只见她不时还揉捏着自己的小肚腩,沮丧地说着:“唉……在这黑漆漆的鬼地方待了会儿,我都有赘肉了,真过分,谁来告诉我,这里是哪里。”
白仙人笑了,这长发妖女被丢进炼丹炉中却还不自知,也实在是太令人啼笑皆非了。
随着童子双手的摆动,火苗蹿得越发高了,白仙人笑着说道:“再慢些,不必这么着急。七七四十九天漫长着呢!”
从炼丹房的内室出来另一个童子,精心挑选了最软最厚实的垫子为白仙人换上,白仙人正才盘腿坐了下来,开始专心致志地炼丹药,这可是要给她的宝贝徒儿塞牙缝用的。
左右两侧各一童子,手中皆拿着蒲扇,早先跪坐在右侧的童子停下了扇动金色蒲扇,左侧的童子手执一把蓝色蒲扇,慢条斯理地跪坐下来,挪了挪自己膝下的软垫,找到了最舒适的位置,跪好,才开始扇动起手中的蒲扇来。
炼丹炉中的长发妖女这会儿早已热得大汗淋漓,正不知道该如何散热,不知从哪里飘来的一阵凉爽的风,她整个人都精神了。再不像之前那样挥汗如雨下,湿透了的衣衫也在此时风干,只是享受了这凉爽之风,并没有多久,刺骨的寒冷便紧随而来。后知后觉的她,才终于醒悟了过来。

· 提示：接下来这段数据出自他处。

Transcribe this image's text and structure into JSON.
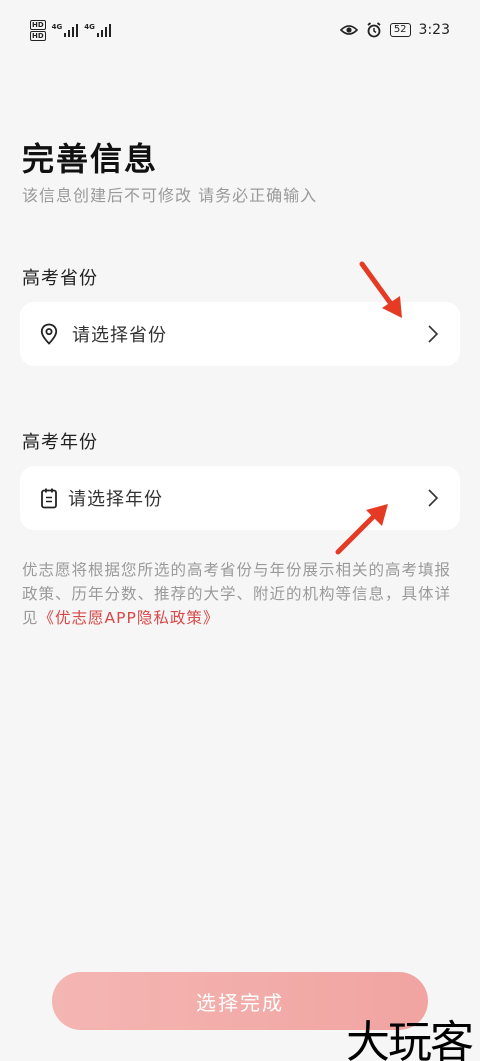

忽冷忽热,接下来便会是风雨交加,雷电追击,三昧真火烧她了。
她这是被丢入了炼丹炉中,她先前还以为不过是被丢尽了什么葫芦之中,好歹也不需要遭受这般痛楚。她还讶异呢,怎么就没有再顷刻之间化为一滩血水,看来他们是想拿她来炼丹药。
长发妖女开始躁动不安,她不能坐以待毙,这样的痛楚,她受不住。
然而她被捆妖索绑得严严实实的,也很难做出什么大的行动了,只见她卯足了劲往炼丹炉的炉壁上撞去,却只是撞了个空。
此时,右侧的童子也开始扇动了起来,左右童子似乎是在比拼谁更扇得更快似的,炼丹炉内,半边热得能烫坏皮肤,另半边冷得能冻住半边身子。

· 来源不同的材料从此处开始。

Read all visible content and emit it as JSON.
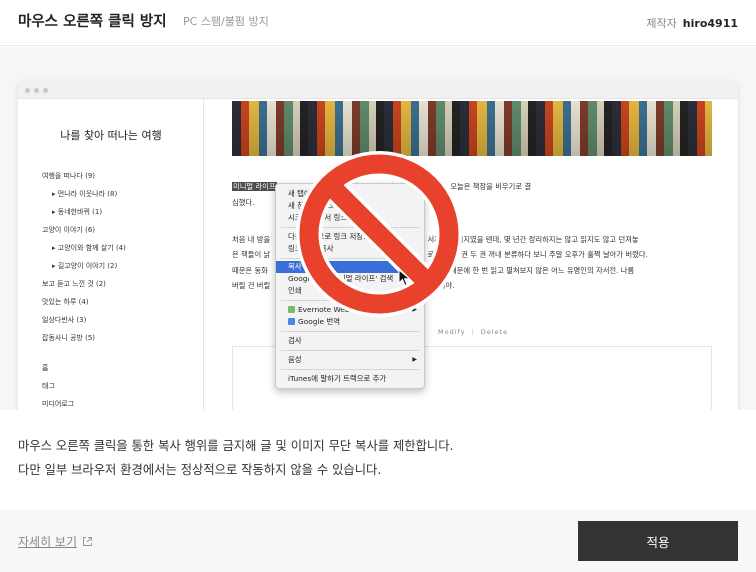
{
  "header": {
    "title": "마우스 오른쪽 클릭 방지",
    "subtitle": "PC 스팸/불펌 방지",
    "author_label": "제작자",
    "author_name": "hiro4911"
  },
  "preview": {
    "blog_title": "나를 찾아 떠나는 여행",
    "nav": [
      {
        "label": "여행을 떠나다 (9)",
        "child": false
      },
      {
        "label": "먼나라 이웃나라 (8)",
        "child": true
      },
      {
        "label": "동네한바퀴 (1)",
        "child": true
      },
      {
        "label": "고양이 이야기 (6)",
        "child": false
      },
      {
        "label": "고양이와 함께 살기 (4)",
        "child": true
      },
      {
        "label": "길고양이 이야기 (2)",
        "child": true
      },
      {
        "label": "보고 듣고 느낀 것 (2)",
        "child": false
      },
      {
        "label": "맛있는 하루 (4)",
        "child": false
      },
      {
        "label": "일상다반사 (3)",
        "child": false
      },
      {
        "label": "잡동사니 공방 (5)",
        "child": false
      }
    ],
    "nav_bottom": [
      "홈",
      "태그",
      "미디어로그"
    ],
    "article": {
      "highlight": "미니멀 라이프",
      "line1_rest": "          고자 청소하는 과정을 하나하나 남겨놓을까 한다. 오늘은 책장을 비우기로 결",
      "line2": "심했다.",
      "para2_lines": [
        "처음 내 방을                                                  인 오           서재의 이미지였을 텐데, 몇 년간 정리하지는 않고 읽지도 않고 던져놓",
        "은 책들이 낡                                                   는 기          로 책을 한 권 두 권 꺼내 분류하다 보니 주말 오후가 훌쩍 날아가 버렸다.",
        "때문은 동화                                                              하후감 숙제 때문에 한 번 읽고 펼쳐보지 않은 어느 유명인의 자서전. 나름",
        "버릴 건 버릴                                                               많을 줄이야."
      ]
    },
    "modify_label": "Modify",
    "delete_label": "Delete",
    "context_menu": {
      "items": [
        {
          "label": "새 탭에서 링크 열기"
        },
        {
          "label": "새 창에서 링크 열기"
        },
        {
          "label": "시크릿 창에서 링크 열기"
        },
        {
          "label": "다른 이름으로 링크 저장..."
        },
        {
          "label": "링크 주소 복사"
        },
        {
          "label": "복사"
        },
        {
          "label": "Google에서 '미니멀 라이프' 검색"
        },
        {
          "label": "인쇄"
        },
        {
          "label": "Evernote Web Clipper"
        },
        {
          "label": "Google 번역"
        },
        {
          "label": "검사"
        },
        {
          "label": "음성"
        },
        {
          "label": "iTunes에 말하기 트랙으로 추가"
        }
      ]
    }
  },
  "description": {
    "line1": "마우스 오른쪽 클릭을 통한 복사 행위를 금지해 글 및 이미지 무단 복사를 제한합니다.",
    "line2": "다만 일부 브라우저 환경에서는 정상적으로 작동하지 않을 수 있습니다."
  },
  "footer": {
    "more_label": "자세히 보기",
    "apply_label": "적용"
  },
  "colors": {
    "accent_button": "#333333",
    "prohibit_red": "#e8412c",
    "menu_highlight": "#3a6fd7"
  }
}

无论长发妖女往哪蹦,她都遭受着这难以忍受的折磨,偏就不能一下子断气,要是真能一命呜呼倒也还算好了,死得也算是痛快的了。
她倒是想咬舌自尽,白仙人在炼丹炉外洞悉一切,无奈白仙人将里头看得个一清二楚,而长发妖女在炼丹炉内,什么都看不到,在火光之下,冰光之下,只看得清炼丹炉内的构造,看不到外面。
白仙人杜绝了长发妖女一切可以自尽的方式,她要眼看着长发妖女一步步地迈向一颗药效奇异的仙丹。
这是她作为仙人,长年的孤寂之外,唯一的乐趣了。
捉妖。炼丹药。乐此不疲。
白仙人总是能找到足够新鲜的方式手段,来炼制出不同奇效的仙丹,每个仙人都知白仙人所炼制的仙丹每一颗都是特殊的,可以说世上仅此一颗,连白仙人自己都无法预料自己所炼制的仙丹会有什么奇效。
许多人、仙人都在等待白仙人再次踏入丹房,都在远远观望着白仙人出关之日,手中透明琉璃瓶中所盛着的那一颗仙丹。
众人皆知,此仙丹炼制虽易,但求之不易。
白仙人见炉内真火不灭,两位童子又卖力,叫了两位童子停了下来,与自己进了内屋,该是时候歇息一会儿了。
白仙人边走着,边琢磨着,也不知道洛青玄他们到哪里了。
洛青玄乃是一介凡人,虽有轻功,但脚力始终不快。
冷傲天、桃花与小酒虽然是妖,但也随着洛青玄的速度行进着。
他们赶了一天的路,算算路程,离云山仅有两山之远了。他们抄的是近道,路虽难走,却是最快的路程了。
只是这一路路途艰辛,不知会遇上些什么妖魔鬼怪,他们必须打起万分的精神,不然什么时候就挂了,可就再没有重来一次的机会了。
更何况他们的小命倒不打紧,要是取不回灵草,云声就要吃上不少苦头了。对于一个仙人来说,伤了元气可不是件小事,云声必须尽快好起来。
“喂,你们几个人忙着去哪呢?你们现在坐着的地方可是我的地盘,我允许你们坐着了吗?”
这是一个粗犷的声音,随着声音神出鬼没地响起,一个黑影也从他们的身后蓦地钻了出来。